Etwas schwieriger scheint der folgende Gedankengang zu sein, der die Zerlegbarkeit zum Kriterium macht. Nach der zurückgewiesenen Ansicht könnte kein Körper zerlegt werden. Damit meint Aristoteles wohl nicht irgendein Zerteilen oder Auseinanderreißen, das jedem Körper gewaltsam angetan werden kann. Sondern ein theoretisches Analysieren, das auf die Flächen, dann Linien, dann Punkte zurückgeht. Die zurückgewiesene Ansicht scheint also den Aufbau der Körper aus strikt geometrischen Bestandteilen zu leugnen, welcher ihnen jedoch nur potenziell zukommt und erst durch die praktizierte Geometrie aktuell wird (wie im Abschnitt 3 ausgeführt werden wird). 

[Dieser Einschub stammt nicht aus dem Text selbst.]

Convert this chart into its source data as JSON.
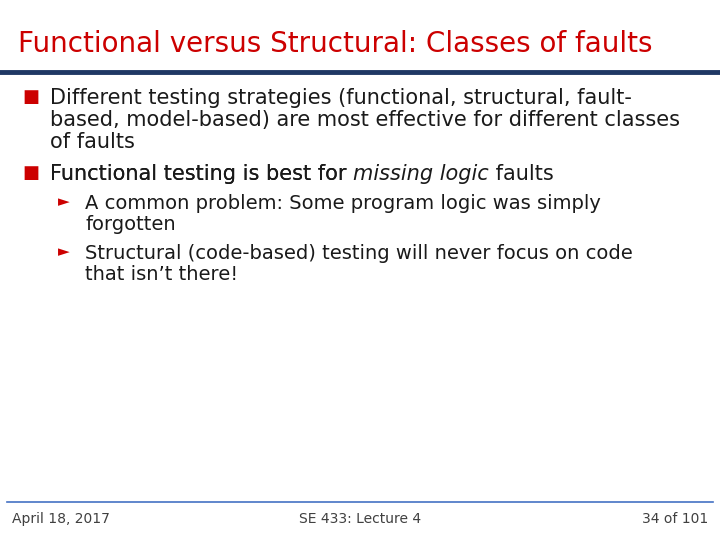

Die geometrischen Aufbauelemente existieren nicht selbständig, das tun vielmehr die wahrnehmbaren Körper, die wir in unserer Lebenswelt wahrnehmen: irgendwelche Steine, Gerätschaften, Nahrungsmittel, Menschenkörper, Himmelskörper. Klingt vielleicht banal – aber Aristoteles bemüht sich nicht, Banalitäten zu vermeiden und durch Sensationen zu ersetzen. Das haben zu seiner Zeit eher andere gemacht. Und heute machen es wiederum andere.

 

Daß Aristoteles im Unterschied zu manchen seiner Zeitgenossen die mikrophysikalischen Körperchen ignoriert hat, schließt wohl nicht aus, daß sie unter seinen Körperbegriff subsumiert werden könnten. Er würde wohl sagen, sie existieren potenziell in den meso- und makrophysikalischen Körpern, könnten aber durch praktizierte Mikrophysik aktualisiert werden. 

 

Im Abschnitt 2 sagt Aristoteles, daß nach der zurückgewiesenen Ansicht kein Körper zerlegt werden könnte. Er redet aber nicht von irgendeiner Zerlegung sondern von der geometrischen in Flächen, Linien, Punkte. Diese Zerlegung ist zwar möglich, aber nicht als physische Zertrennung, denn die genannten Elemente existieren nicht selbständig - sondern eben anderswie.

 

Dann lesen wir den Satz „Denn das Nicht-Zusammengesetzte ist früher als das Zusammengesetzte; ….“ (1076b 19)

 

Wolfgang Koch: eine äußerst banale Aussage, eigentlich eine tautologische (wie er in seinem schriftlichen Statement nachträgt). 

 

Daher hier seine seine mir zugeschickten Zeilen, für die ich ihm danke:

 

»Denn das Unverbundene ist früher als das Zusammengesetzte.« – Auf dieser apodiktischen Behauptung in Absatz 1 von Buch XIII fusst die gesamte Widerlegung der Annahme der platonisierenden Pythagoräer, die mathematischen Gegenstände seien in den sinnlich wahrnehmbaren Dingen vorhanden. Es ist ein Schlüsselsatz, die Säule der Argumentation, und ein Paradebeispiel für den schlampigen Denkstil des Stagiriten. Ein wertvoller Text der altösterreichischen Philosophie, ein Text aus dem 19. Jahrhundert, von dem die Nationalbibliothek einen eleganten Erstdruck besitzt, listete drei Gestirne seines Denkens auf, auf deren stetem und wildem Durcheinander alle aristotelischen Abhandlungen beruhen: a. subjektive Beobachtungen, b. Angelesenes von fremden Autoren (Platon nannte seinen Schüler »den Leser«) und c. zitierte Gemeinplätze (»Man sagt...«). 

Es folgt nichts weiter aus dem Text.